Parce que les femmes, dit-elle, « sont innovatrices et dans le même temps conservent et transmettent les traditions, également à travers la protection des semences. Ce sont elles qui se battent contre la déforestation et pour défendre le sol et l’eau de la pollution. Parce que ce sont elles qui, grâce à leur position centrale dans la production de nourriture, luttent chaque jour contre la sécheresse, les inondations et les catastrophes naturelles ».

Des femmes comme elle, « activiste autochtone du peuple Kankana-ey Igorot ; consultante en développement social, leader civique, experte en droits humains, fonctionnaire publique et promotrice des droits des femmes ».

Menue et souriante, toujours vêtue avec les habits traditionnels de son ethnie d’antiques habitants des montagnes de la cordillère du nord des Philippines, Victoria Tauli-Corpuz n’a jamais eu peur de se mesurer au pouvoir. Elle a participé à la rédaction de la Déclaration des Nations unies sur les droits des peuples autochtones en 2007, a été présidente du Forum permanent des Nations unies sur les questions autochtones de 2005 à 2010 et présidente-rapporteur du Fonds de contributions volontaires pour les peuples autochtones. De 2014 à 2020, elle a été rapporteur spécial des Nations unies sur les droits des peuples autochtones. Elle a fondé et dirigé diverses ONG, parmi lesquelles la Tebtebba Foundation, dont elle est la directrice exécutive.

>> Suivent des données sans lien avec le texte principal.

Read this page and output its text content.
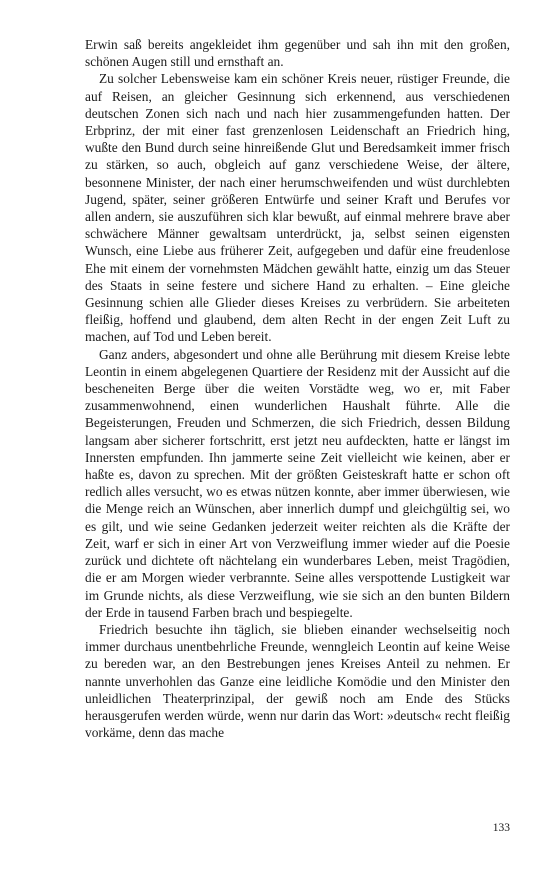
Erwin saß bereits angekleidet ihm gegenüber und sah ihn mit den großen, schönen Augen still und ernsthaft an.

Zu solcher Lebensweise kam ein schöner Kreis neuer, rüstiger Freunde, die auf Reisen, an gleicher Gesinnung sich erkennend, aus verschiedenen deutschen Zonen sich nach und nach hier zusammengefunden hatten. Der Erbprinz, der mit einer fast grenzenlosen Leidenschaft an Friedrich hing, wußte den Bund durch seine hinreißende Glut und Beredsamkeit immer frisch zu stärken, so auch, obgleich auf ganz verschiedene Weise, der ältere, besonnene Minister, der nach einer herumschweifenden und wüst durchlebten Jugend, später, seiner größeren Entwürfe und seiner Kraft und Berufes vor allen andern, sie auszuführen sich klar bewußt, auf einmal mehrere brave aber schwächere Männer gewaltsam unterdrückt, ja, selbst seinen eigensten Wunsch, eine Liebe aus früherer Zeit, aufgegeben und dafür eine freudenlose Ehe mit einem der vornehmsten Mädchen gewählt hatte, einzig um das Steuer des Staats in seine festere und sichere Hand zu erhalten. – Eine gleiche Gesinnung schien alle Glieder dieses Kreises zu verbrüdern. Sie arbeiteten fleißig, hoffend und glaubend, dem alten Recht in der engen Zeit Luft zu machen, auf Tod und Leben bereit.

Ganz anders, abgesondert und ohne alle Berührung mit diesem Kreise lebte Leontin in einem abgelegenen Quartiere der Residenz mit der Aussicht auf die bescheneiten Berge über die weiten Vorstädte weg, wo er, mit Faber zusammenwohnend, einen wunderlichen Haushalt führte. Alle die Begeisterungen, Freuden und Schmerzen, die sich Friedrich, dessen Bildung langsam aber sicherer fortschritt, erst jetzt neu aufdeckten, hatte er längst im Innersten empfunden. Ihn jammerte seine Zeit vielleicht wie keinen, aber er haßte es, davon zu sprechen. Mit der größten Geisteskraft hatte er schon oft redlich alles versucht, wo es etwas nützen konnte, aber immer überwiesen, wie die Menge reich an Wünschen, aber innerlich dumpf und gleichgültig sei, wo es gilt, und wie seine Gedanken jederzeit weiter reichten als die Kräfte der Zeit, warf er sich in einer Art von Verzweiflung immer wieder auf die Poesie zurück und dichtete oft nächtelang ein wunderbares Leben, meist Tragödien, die er am Morgen wieder verbrannte. Seine alles verspottende Lustigkeit war im Grunde nichts, als diese Verzweiflung, wie sie sich an den bunten Bildern der Erde in tausend Farben brach und bespiegelte.

Friedrich besuchte ihn täglich, sie blieben einander wechselseitig noch immer durchaus unentbehrliche Freunde, wenngleich Leontin auf keine Weise zu bereden war, an den Bestrebungen jenes Kreises Anteil zu nehmen. Er nannte unverhohlen das Ganze eine leidliche Komödie und den Minister den unleidlichen Theaterprinzipal, der gewiß noch am Ende des Stücks herausgerufen werden würde, wenn nur darin das Wort: »deutsch« recht fleißig vorkäme, denn das mache

133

En 2018, sa vie a été mise en danger quand le président des Philippines de l’époque, Rodrigo Duterte, l’a insérée dans la liste noire des terroristes, l’accusant d’être un membre du groupe New People’s Army, le bras armé du Parti communiste philippin.

« Il s’agissait de représailles – telle a été sa réaction – parce que j’ai critiqué ouvertement le gouvernement pour les assassinats injustifiés, la loi martiale, le déplacement de populations autochtones, l’occupation de territoires de la part de militaires et paramilitaires ».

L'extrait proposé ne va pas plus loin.